We provide a mathematical realization of a conjecture by Kitaev, on the basis of the operator-algebraic formulation of infinite quantum spin systems. Our main results are threefold. First, we construct an $Ω$-spectrum $\mathit{IP}_*$ whose homotopy groups are isomorphic to the smooth homotopy group of invertible gapped quantum systems on Euclidean spaces. Second, we develop a model for the homology theory associated with the $Ω$-spectrum $\mathit{IP}_*$, describing it in terms of the space of quantum systems placed on an arbitrary subspace of a Euclidean space.
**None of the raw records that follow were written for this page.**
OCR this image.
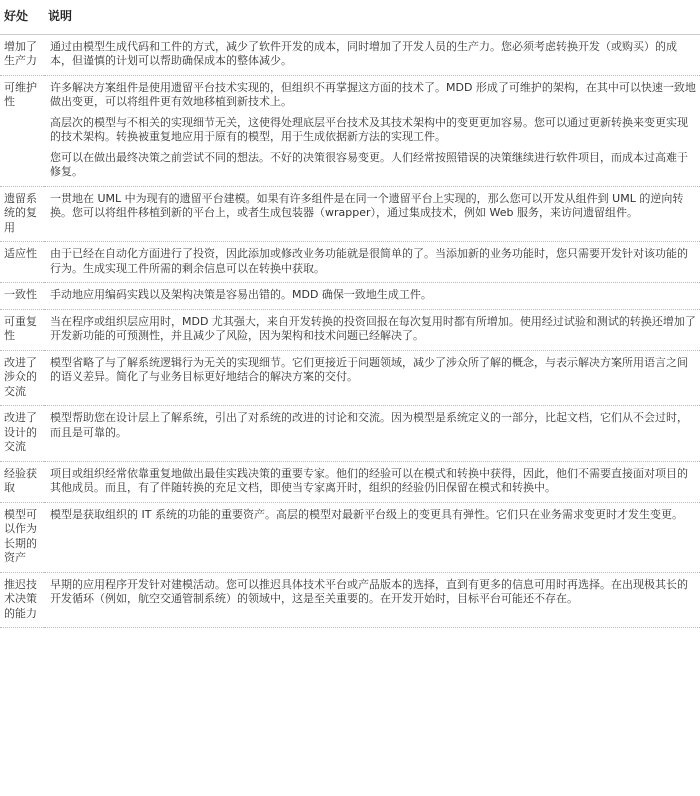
好处	说明
增加了生产力	通过由模型生成代码和工件的方式，减少了软件开发的成本，同时增加了开发人员的生产力。您必须考虑转换开发（或购买）的成本，但谨慎的计划可以帮助确保成本的整体减少。

可维护性	许多解决方案组件是使用遗留平台技术实现的，但组织不再掌握这方面的技术了。MDD 形成了可维护的架构，在其中可以快速一致地做出变更，可以将组件更有效地移植到新技术上。
高层次的模型与不相关的实现细节无关，这使得处理底层平台技术及其技术架构中的变更更加容易。您可以通过更新转换来变更实现的技术架构。转换被重复地应用于原有的模型，用于生成依据新方法的实现工件。
您可以在做出最终决策之前尝试不同的想法。不好的决策很容易变更。人们经常按照错误的决策继续进行软件项目，而成本过高难于修复。

遗留系统的复用	一贯地在 UML 中为现有的遗留平台建模。如果有许多组件是在同一个遗留平台上实现的，那么您可以开发从组件到 UML 的逆向转换。您可以将组件移植到新的平台上，或者生成包装器（wrapper），通过集成技术，例如 Web 服务，来访问遗留组件。

适应性	由于已经在自动化方面进行了投资，因此添加或修改业务功能就是很简单的了。当添加新的业务功能时，您只需要开发针对该功能的行为。生成实现工件所需的剩余信息可以在转换中获取。

一致性	手动地应用编码实践以及架构决策是容易出错的。MDD 确保一致地生成工件。

可重复性	当在程序或组织层应用时，MDD 尤其强大，来自开发转换的投资回报在每次复用时都有所增加。使用经过试验和测试的转换还增加了开发新功能的可预测性，并且减少了风险，因为架构和技术问题已经解决了。

改进了涉众的交流	模型省略了与了解系统逻辑行为无关的实现细节。它们更接近于问题领域，减少了涉众所了解的概念，与表示解决方案所用语言之间的语义差异。简化了与业务目标更好地结合的解决方案的交付。

改进了设计的交流	模型帮助您在设计层上了解系统，引出了对系统的改进的讨论和交流。因为模型是系统定义的一部分，比起文档，它们从不会过时，而且是可靠的。

经验获取	项目或组织经常依靠重复地做出最佳实践决策的重要专家。他们的经验可以在模式和转换中获得，因此，他们不需要直接面对项目的其他成员。而且，有了伴随转换的充足文档，即使当专家离开时，组织的经验仍旧保留在模式和转换中。

模型可以作为长期的资产	模型是获取组织的 IT 系统的功能的重要资产。高层的模型对最新平台级上的变更具有弹性。它们只在业务需求变更时才发生变更。

推迟技术决策的能力	早期的应用程序开发针对建模活动。您可以推迟具体技术平台或产品版本的选择，直到有更多的信息可用时再选择。在出现极其长的开发循环（例如，航空交通管制系统）的领域中，这是至关重要的。在开发开始时，目标平台可能还不存在。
This involves introducing the concept of localization flow, a semi-infinite path of quantum systems with decaying interaction range, inspired by Yu's localization C*-algebra in coarse index theory. Third, we incorporate spatial symmetries given by a crystallographic group $Γ$ and define the $Ω$-spectrum $\mathit{IP}_*^Γ$ of $Γ$-invariant invertible phases. We propose a strategy for computing the homotopy group $π_n(\mathit{IP}_d^Γ)$ that uses the Davis--Lück assembly map and its description by invertible gapped localization flow. In particular, we show that the assembly map is split injective, and hence $π_n(\mathit{IP}_d^Γ)$ contains a computable direct summand.